Met het oog op de juridische houdbaarheid zouden derhalve ook andere vergelijkbare inkomensbestanddelen moeten worden vrijgesteld indien uitvoering zou worden gegeven aan de motie. De gevolgen voor de grondslag van de inkomensafhankelijke bijdrage en de premiestelling (lastendekkende premie) zouden dan uiteraard aanzienlijk groter worden dan bij het uitsluitend vrijstellen van alimentatie. Het met de motie beoogde voordeel voor alimentatiegerechtigden zou dan niet meer in verhouding staan tot de gevolgen.

Het vrijstellen van alimentatie en daarmee vergelijkbare inkomensbestanddelen zou overigens ook aanzienlijke consequenties voor de uitvoeringskosten hebben. In de eerste plaats zou het aangifteformulier inkomstenbelasting met een aantal specifieke vragen moeten worden uitgebreid. Het huidige aangifteformulier bevat namelijk onvoldoende gegevens om de vrijstelling van alimentatie en daarmee vergelijkbare inkomensbestanddelen te kunnen toepassen. Daarnaast dienen ook de automatiseringssystemen van de Belastingdienst daarop te worden aangepast. Bij een vrijstelling van nabestaandenlijfrentes, die zoals hiervoor is aangegeven juridisch gezien onvermijdelijk is bij een vrijstelling van alimentatie, zou tevens een uitbreiding moeten plaatsvinden van de gegevens die worden opgevraagd bij (alle) inhoudingsplichtigen. In het kader van het terugdringen van de administratieve lasten acht ik dit niet wenselijk. Voor het jaar 2006 is de laatstgenoemde aanpassing bovendien niet meer realiseerbaar en zou een afzonderlijk – deels handmatig uit te voeren – teruggaaftraject moeten worden vormgegeven. Ten slotte zal een vrijstelling van alimentatie naar verwachting tot veel bezwaarschriften leiden van mensen die – zoals uit het voorgaande volgt vaak niet ten onrechte – menen in een vergelijkbare positie te verkeren als alimentatiegerechtigden, hetgeen een behoorlijk beslag zal leggen op de uitvoeringscapaciteit.

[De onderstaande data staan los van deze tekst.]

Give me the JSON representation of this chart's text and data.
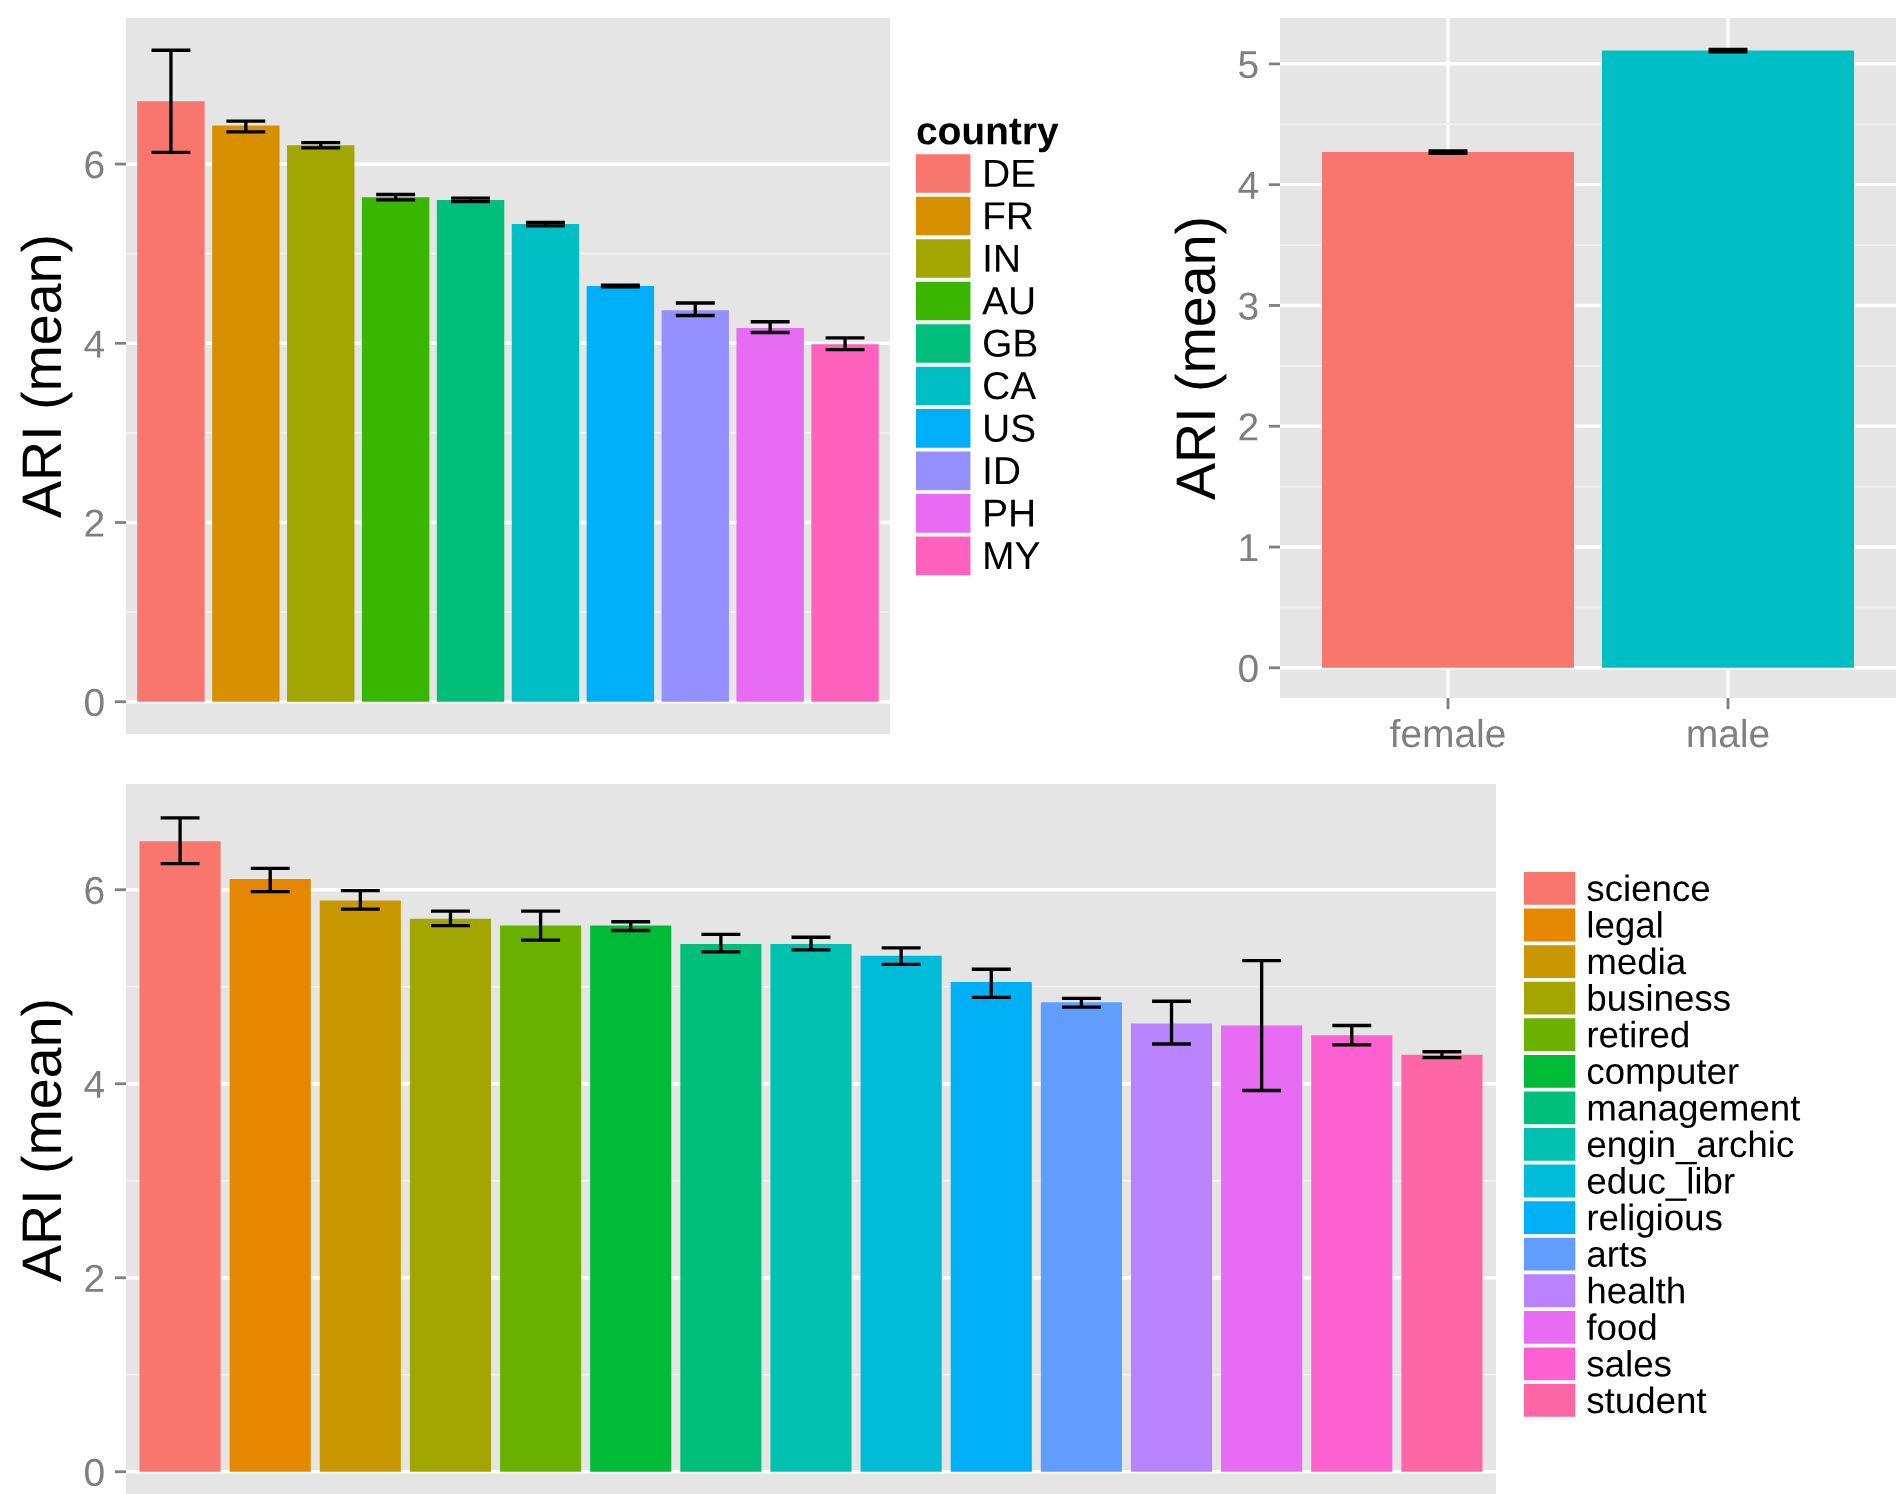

Volledigheidshalve wordt ten slotte opgemerkt, dat voor bestaande gevallen een nultarief van toepassing is, mits het inkomen lager is dan het maximumbijdrage-inkomen. Bij nieuwe gevallen kan de verschuldigde inkomensafhankelijke bijdrage worden meegenomen bij de vaststelling van de hoogte van de alimentatie.